枪支凶杀是一个主要的公共卫生关注点;缺乏及时的死亡率数据对有效应对造成了相当大的挑战。近实时数据源为更及时地估计枪支凶杀提供了潜力。
估计美国每周和每年枪支凶杀的近实时负担。
设计、设置和参与者:在这项预测性研究中,从多个数据源获得了匿名的、纵向的时间序列数据,包括与枪支有关的谷歌和 YouTube 搜索趋势(2014-2019 年)、枪支伤害急诊就诊(国家综合征监测计划,2014-2019 年)、与枪支有关的伤害紧急医疗服务激活(生物空间,2014-2019 年)以及国家家庭暴力热线接触标记为“枪支”关键字(2016-2019 年)。数据分析于 2021 年 9 月至 2022 年 9 月进行。
使用两阶段管道计算美国枪支凶杀的每周估计数,首先为每个数据流拟合最佳机器学习模型,然后将最佳个体模型组合到堆叠集成模型中。通过将 2019 年枪支凶杀的预测与国家生命统计系统死亡证明确定的实际枪支凶杀进行比较,评估了模型的准确性。结果还与 SARIMA(季节性自回归综合移动平均)模型进行了比较,SARIMA 是一种常见的预测伤害死亡率的方法。

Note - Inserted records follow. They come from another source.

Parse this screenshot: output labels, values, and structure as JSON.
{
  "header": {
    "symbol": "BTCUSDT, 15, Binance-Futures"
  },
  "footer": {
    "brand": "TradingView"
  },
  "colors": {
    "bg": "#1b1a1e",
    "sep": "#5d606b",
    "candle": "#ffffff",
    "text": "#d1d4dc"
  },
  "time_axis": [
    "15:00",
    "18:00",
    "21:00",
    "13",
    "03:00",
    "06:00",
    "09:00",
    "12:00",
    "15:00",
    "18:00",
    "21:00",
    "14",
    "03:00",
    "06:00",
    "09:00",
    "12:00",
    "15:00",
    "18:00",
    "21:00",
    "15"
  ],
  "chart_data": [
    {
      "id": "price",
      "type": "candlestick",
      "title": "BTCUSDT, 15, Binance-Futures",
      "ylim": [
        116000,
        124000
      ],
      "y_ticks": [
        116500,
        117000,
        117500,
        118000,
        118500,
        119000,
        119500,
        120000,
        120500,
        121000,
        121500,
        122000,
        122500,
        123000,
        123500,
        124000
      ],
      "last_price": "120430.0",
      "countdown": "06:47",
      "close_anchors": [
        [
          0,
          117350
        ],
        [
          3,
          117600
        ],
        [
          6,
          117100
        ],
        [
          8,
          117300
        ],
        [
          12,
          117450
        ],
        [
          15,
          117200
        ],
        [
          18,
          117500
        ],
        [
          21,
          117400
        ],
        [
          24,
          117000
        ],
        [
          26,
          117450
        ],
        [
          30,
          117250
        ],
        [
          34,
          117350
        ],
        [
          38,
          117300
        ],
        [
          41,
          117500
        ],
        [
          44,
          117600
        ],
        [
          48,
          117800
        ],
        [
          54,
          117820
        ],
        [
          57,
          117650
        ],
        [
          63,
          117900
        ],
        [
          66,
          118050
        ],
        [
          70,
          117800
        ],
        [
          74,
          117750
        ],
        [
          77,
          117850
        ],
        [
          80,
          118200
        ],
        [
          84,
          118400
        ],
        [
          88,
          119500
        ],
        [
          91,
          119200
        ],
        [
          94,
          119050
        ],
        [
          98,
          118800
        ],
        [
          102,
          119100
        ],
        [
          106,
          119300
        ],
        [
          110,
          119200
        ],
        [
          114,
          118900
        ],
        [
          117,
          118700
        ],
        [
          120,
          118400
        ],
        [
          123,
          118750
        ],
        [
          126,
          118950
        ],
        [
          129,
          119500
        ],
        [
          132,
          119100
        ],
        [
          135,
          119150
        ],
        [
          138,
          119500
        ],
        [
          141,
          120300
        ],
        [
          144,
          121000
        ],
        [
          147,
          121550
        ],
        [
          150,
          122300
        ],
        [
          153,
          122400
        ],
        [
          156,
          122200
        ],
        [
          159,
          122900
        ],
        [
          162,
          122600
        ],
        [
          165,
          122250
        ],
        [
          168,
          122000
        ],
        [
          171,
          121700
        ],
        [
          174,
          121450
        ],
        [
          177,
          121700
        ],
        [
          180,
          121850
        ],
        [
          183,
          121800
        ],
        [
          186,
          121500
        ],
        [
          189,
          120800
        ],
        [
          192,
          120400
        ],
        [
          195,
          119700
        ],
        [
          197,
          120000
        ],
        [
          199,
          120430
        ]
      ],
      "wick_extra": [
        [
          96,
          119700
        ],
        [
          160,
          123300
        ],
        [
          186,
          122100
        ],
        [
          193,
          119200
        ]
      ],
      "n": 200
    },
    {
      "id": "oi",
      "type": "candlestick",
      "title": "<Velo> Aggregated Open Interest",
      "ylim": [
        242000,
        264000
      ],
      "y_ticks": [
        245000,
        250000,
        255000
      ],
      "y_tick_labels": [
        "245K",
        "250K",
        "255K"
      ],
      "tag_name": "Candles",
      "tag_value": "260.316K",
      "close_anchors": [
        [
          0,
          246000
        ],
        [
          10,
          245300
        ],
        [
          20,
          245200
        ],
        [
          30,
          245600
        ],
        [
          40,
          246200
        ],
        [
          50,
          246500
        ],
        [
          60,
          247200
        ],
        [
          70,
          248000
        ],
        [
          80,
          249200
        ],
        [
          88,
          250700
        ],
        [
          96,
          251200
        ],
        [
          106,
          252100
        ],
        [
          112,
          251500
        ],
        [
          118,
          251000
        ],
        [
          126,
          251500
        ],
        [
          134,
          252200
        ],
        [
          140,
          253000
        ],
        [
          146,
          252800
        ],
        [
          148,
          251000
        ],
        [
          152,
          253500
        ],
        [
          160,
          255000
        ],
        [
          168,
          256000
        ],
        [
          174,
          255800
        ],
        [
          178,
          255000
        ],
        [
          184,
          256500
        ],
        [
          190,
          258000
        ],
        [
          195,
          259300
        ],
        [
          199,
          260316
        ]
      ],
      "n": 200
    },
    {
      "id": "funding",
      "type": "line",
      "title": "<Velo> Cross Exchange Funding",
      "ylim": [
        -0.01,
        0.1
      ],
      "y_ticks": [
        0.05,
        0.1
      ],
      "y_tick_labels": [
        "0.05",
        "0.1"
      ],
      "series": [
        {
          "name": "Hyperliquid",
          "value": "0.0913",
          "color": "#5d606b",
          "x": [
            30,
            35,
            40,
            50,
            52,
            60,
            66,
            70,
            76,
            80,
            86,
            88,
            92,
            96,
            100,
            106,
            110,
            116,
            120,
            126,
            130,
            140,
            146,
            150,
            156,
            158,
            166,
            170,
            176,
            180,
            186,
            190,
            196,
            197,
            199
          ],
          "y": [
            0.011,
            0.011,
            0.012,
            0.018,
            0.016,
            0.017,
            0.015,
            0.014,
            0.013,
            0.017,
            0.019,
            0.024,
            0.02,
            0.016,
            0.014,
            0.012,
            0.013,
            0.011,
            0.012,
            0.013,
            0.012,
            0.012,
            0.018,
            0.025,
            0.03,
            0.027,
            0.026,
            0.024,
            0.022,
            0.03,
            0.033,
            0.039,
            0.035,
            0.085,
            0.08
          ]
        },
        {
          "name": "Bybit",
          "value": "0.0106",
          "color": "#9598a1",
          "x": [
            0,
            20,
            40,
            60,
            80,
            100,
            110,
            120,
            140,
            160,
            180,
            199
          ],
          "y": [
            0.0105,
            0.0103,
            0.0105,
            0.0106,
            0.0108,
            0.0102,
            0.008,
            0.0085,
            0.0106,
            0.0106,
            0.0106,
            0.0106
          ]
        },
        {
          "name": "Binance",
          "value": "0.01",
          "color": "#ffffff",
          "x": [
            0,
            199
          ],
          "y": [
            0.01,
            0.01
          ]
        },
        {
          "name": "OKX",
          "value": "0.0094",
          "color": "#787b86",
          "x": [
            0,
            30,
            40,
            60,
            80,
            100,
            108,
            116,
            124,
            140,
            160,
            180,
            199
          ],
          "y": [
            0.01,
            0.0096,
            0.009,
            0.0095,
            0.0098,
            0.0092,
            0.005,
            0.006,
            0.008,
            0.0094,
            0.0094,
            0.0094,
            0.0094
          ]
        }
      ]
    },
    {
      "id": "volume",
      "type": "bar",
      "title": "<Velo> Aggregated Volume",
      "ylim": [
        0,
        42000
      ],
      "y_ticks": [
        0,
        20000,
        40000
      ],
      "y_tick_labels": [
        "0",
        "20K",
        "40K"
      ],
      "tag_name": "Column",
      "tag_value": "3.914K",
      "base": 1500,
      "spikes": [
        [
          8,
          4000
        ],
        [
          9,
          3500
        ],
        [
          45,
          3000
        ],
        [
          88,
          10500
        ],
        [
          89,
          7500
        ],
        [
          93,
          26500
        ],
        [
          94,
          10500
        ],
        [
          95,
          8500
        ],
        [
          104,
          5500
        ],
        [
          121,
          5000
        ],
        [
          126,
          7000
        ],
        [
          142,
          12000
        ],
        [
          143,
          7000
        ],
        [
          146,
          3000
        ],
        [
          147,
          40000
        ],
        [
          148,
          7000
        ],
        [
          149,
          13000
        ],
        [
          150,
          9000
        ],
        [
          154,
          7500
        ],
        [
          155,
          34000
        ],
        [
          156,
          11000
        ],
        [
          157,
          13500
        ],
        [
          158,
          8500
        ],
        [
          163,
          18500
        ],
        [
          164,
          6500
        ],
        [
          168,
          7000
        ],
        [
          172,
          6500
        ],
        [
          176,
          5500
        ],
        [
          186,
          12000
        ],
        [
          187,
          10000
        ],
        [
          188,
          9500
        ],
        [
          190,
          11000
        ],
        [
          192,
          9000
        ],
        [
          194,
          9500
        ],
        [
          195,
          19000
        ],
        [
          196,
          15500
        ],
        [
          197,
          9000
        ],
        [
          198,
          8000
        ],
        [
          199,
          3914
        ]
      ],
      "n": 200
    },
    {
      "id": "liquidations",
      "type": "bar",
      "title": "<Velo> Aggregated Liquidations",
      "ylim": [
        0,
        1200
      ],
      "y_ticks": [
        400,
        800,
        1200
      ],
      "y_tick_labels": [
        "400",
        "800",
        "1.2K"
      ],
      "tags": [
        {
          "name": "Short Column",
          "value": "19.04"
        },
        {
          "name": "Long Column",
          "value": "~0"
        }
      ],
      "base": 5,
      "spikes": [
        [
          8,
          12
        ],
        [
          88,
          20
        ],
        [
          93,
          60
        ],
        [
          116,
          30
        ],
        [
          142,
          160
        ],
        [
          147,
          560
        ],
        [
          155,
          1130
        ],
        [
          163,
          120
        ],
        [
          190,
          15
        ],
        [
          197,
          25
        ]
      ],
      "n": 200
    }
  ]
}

个体模型和集成模型都对枪支凶杀进行了高度准确的估计。个体模型对枪支凶杀的每周估计的平均误差(均方根误差)从急诊就诊的 24.95 到 SARIMA 预测的 31.29 不等。结合数据源的集成模型比单个数据源具有更低的每周平均误差和更高的全年准确性:全源集成模型每周的均方根误差为 24.46 人死亡,全年准确率为 99.74%,预测 2019 年全年枪支凶杀总数的准确率为 38 人(与 SARIMA 模型的 95.48%准确率和 652 人死亡相比)。该模型将每周枪支凶杀报告的时间滞后从 7 到 8 个月减少到大约 6 周。
在这项关于机器学习的多样化二级数据的预测性研究中,集成模型产生了对每周和每年枪支凶杀的准确近实时估计,并大大减少了数据源的时间滞后。集成模型预测可以加快公共卫生从业人员和政策制定者对枪支凶杀意外变化的反应能力。